2016/2017 Seminar Participants

Dr. Neilesh Bose

Neilesh Bose is the Faculty Convenor of the Global South Colloquium at the University of Victoria. A historian of modern South Asia from the eighteenth century to the present, Dr. Bose focuses on nationalism, religion, and decolonization, with a particular focus on colonial India. Additionally, he hold interests in theater, performance studies, popular culture, and diasporas in the modern world.  Publications include Recasting the Region: Language, Culture, and Islam in Colonial Bengal (Oxford, 2014), as well as articles in Modern Asian Studies, The Journal of Colonialism and Colonial History, South Asia Research, and Modern Intellectual History. An abiding interest is the relationships between local histories and global processes and formations in the making of the modern world. Dr. Bose has taught at the University of North Texas in Denton, TX, and St. John’s University in Queens, NY, before joining the University of Victoria in 2015 as Tier II Canada Research Chair in Global and Comparative History.

Marta Bashovski

Marta Bashovski is a PhD candidate in Political Science and Cultural, Social, and Political Thought at the Univeristy of Victoria. Her research brings together the study of global social movements and the politics of knowledge and language, or the politics of classification. Her dissertation, “Determinations of dissent: Protest and the politics of classification,” analyzes the conditions and effects of the framing of mass global protest movements from 2009-2013 (with specific emphasis on anti-austerity protests in southern Europe, the Occupy Wall Street movement, and protests in Brazil, Bulgaria and Turkey during the summer of 2013).
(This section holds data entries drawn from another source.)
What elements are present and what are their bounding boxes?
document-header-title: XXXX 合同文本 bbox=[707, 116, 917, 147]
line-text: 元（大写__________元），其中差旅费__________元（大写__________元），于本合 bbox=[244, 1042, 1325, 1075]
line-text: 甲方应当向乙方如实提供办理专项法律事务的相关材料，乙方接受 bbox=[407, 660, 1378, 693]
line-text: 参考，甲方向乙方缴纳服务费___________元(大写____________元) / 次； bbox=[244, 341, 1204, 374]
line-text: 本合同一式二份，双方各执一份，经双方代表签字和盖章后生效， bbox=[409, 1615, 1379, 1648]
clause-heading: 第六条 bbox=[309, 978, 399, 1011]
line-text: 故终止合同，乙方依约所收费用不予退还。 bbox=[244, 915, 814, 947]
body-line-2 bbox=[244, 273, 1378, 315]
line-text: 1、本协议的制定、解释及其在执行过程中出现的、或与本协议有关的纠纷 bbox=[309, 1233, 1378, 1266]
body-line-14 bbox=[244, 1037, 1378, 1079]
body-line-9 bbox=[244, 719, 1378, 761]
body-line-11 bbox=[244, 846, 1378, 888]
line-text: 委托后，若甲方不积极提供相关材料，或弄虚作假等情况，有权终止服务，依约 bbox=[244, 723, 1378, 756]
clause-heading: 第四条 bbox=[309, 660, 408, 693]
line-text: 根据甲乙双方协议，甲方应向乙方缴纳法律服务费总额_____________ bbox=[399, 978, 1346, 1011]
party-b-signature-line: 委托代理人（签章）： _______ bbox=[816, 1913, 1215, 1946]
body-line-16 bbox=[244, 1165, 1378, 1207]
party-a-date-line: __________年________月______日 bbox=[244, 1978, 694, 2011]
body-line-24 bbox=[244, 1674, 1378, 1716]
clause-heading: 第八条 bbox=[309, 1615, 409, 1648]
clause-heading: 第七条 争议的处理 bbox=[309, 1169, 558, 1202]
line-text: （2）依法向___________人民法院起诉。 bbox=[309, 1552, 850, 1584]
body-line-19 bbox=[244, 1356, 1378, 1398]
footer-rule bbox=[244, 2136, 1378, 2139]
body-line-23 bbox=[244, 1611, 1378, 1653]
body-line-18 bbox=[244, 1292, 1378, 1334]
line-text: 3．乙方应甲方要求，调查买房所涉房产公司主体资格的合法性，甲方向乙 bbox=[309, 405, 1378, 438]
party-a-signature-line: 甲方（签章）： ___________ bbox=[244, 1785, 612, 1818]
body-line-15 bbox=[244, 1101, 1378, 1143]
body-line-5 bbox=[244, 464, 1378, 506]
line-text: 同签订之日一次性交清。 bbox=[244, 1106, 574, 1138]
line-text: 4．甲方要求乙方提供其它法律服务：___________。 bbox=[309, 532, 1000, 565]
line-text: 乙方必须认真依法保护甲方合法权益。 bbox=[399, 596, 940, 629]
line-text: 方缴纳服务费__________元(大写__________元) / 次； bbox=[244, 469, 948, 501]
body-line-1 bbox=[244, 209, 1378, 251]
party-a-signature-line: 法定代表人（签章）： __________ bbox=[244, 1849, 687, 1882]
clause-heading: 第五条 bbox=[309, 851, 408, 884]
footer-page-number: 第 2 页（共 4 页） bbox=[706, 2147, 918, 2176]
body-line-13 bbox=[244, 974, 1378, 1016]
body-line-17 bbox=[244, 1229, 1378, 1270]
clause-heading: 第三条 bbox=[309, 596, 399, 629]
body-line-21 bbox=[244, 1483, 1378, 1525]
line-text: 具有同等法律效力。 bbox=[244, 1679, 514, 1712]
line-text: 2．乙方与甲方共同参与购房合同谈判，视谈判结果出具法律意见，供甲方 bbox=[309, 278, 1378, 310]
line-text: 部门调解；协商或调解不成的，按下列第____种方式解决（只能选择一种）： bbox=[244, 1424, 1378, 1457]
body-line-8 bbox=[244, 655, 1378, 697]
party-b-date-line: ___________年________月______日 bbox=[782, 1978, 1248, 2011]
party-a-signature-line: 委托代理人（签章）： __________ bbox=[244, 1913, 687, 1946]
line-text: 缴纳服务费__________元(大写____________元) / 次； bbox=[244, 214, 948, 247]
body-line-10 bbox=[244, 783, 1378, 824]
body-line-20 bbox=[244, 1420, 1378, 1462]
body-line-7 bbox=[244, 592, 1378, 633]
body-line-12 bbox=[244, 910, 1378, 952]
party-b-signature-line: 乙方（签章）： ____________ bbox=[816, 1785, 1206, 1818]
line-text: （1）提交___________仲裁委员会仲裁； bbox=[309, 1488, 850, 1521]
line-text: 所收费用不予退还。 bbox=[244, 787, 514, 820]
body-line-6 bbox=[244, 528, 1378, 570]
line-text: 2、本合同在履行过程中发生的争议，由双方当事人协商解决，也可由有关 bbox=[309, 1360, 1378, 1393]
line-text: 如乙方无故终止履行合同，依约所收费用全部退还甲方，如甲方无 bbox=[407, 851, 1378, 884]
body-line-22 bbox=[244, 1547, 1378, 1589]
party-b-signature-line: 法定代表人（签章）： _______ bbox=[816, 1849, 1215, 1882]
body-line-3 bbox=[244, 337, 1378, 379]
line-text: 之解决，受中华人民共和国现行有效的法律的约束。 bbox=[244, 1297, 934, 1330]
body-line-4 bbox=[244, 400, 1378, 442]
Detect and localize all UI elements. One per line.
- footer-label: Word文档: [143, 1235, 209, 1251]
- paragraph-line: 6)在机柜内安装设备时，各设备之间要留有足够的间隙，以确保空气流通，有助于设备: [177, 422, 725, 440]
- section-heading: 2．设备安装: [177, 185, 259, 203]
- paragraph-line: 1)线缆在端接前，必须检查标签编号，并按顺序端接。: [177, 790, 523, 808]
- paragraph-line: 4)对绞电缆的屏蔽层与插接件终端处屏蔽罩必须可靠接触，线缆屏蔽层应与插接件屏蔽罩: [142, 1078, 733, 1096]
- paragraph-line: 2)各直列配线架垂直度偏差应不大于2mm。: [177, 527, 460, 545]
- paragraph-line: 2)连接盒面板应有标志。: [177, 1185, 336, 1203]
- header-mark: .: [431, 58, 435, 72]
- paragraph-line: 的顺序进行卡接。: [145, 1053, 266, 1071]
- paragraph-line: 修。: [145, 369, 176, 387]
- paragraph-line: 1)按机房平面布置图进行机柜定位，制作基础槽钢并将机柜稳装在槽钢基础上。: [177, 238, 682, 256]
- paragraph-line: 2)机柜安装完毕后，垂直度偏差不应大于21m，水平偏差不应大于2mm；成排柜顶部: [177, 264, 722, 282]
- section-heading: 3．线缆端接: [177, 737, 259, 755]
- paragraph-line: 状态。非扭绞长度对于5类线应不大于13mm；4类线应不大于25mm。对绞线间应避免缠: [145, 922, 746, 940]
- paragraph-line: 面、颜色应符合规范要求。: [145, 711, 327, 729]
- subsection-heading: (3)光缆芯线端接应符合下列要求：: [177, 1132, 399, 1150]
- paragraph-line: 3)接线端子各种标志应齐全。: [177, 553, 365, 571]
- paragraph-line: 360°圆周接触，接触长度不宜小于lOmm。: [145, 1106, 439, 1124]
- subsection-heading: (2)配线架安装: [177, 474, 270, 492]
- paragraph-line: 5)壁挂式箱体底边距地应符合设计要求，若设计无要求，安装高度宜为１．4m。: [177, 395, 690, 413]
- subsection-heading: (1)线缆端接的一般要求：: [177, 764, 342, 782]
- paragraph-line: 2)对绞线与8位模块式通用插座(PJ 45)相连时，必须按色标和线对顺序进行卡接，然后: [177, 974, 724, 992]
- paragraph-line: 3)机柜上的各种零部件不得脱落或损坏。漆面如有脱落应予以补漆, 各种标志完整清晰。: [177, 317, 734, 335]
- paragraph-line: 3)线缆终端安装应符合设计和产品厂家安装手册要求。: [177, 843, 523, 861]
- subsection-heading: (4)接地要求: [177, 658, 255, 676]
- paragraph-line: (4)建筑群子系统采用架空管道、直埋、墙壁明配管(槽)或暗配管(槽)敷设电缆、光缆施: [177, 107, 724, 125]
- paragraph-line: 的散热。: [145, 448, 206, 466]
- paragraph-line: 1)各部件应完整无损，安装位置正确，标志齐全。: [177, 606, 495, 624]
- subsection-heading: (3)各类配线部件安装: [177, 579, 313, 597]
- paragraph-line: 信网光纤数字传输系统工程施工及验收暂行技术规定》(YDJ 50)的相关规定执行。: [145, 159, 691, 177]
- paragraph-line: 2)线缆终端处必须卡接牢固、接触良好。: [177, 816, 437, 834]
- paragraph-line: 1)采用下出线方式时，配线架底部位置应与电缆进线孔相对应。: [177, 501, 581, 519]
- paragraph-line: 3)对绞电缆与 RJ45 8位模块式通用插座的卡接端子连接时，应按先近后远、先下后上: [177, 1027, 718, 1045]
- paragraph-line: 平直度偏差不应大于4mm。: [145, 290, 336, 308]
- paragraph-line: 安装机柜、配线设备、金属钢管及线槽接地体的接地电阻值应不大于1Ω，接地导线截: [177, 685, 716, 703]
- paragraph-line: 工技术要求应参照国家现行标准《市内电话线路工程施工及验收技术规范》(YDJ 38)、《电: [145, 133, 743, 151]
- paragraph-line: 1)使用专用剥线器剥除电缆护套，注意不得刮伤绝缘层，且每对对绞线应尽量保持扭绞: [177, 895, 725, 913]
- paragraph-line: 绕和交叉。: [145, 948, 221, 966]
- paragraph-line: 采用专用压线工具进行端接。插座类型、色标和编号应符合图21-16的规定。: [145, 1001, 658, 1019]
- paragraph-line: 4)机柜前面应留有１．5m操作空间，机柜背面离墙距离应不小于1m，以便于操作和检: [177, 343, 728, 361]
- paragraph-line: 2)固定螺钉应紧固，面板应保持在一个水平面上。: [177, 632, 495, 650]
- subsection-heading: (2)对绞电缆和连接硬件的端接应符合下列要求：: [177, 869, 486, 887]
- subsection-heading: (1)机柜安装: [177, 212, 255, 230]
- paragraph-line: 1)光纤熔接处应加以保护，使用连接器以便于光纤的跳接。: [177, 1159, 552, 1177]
Marta takes as significant the commentaries and redescriptions of these events that emerge from academic and media spaces and connects them to a longstanding politics of classifying practices of dissent, specifically in the history of modern European political thought. This approach to thinking about how protests and practices of dissent are described offers a new understanding of how the urge to classify associated with modern forms of knowledge poses conceptual limits to possibilities of dissent.

Joanna Cordeiro

Joanna Cordeiro is a Ph.D. candidate in Political Science and and Cultural, Social, and Political Thought at the University of Victoria. She is interested in the broad theme of the politics of history in the field of international relations, how history shapes our political possibilities, how it is used politically and consequently who is included and excluded from history and international politics. She is particularly interested on the critical limits of historiography and international theory.


Bikrum Gill

Bikrum Gill is a Phd Candidate in the Department of Political Science at York University in Toronto and a Visiting Research Fellow at the Centre for Global Studies at the University of Victoria. He has a wide range of research interests and expertise in a variety of fields, including political economy, political ecology, international relations, development studies, critical race theory, transnational feminisms and postcolonial studies. Applying a critical approach to the study of the global dimensions of ecology, violence, conflict, inequality, migration, and poverty, Bikrum has conducted research within, and across, a variety of regions, including South Asia, East Asia, the Middle East, East Africa, North America and South America. For his PhD dissertation, Bikrum is examining the developmental implications of growing South-South linkages in the fields of agricultural investment and co-operation, with a particular focus on the involvement of the Indian state and capital in the commercialization and industrialization of agriculture in Africa.

Joel Legassie

Joel Legassie is a PhD candidate in the department of history at the University of Victoria. His research explores the colonization of Hokkaido, Japan in the late nineteenth and early twentieth centuries, with a focus on the exchange of information among Japanese, indigenous peoples and Western (primarily English and American) foreigners. Joel also works as a freelance website developer, building and maintaining sites for a variety of clients, primarily in the non-profit and academic worlds.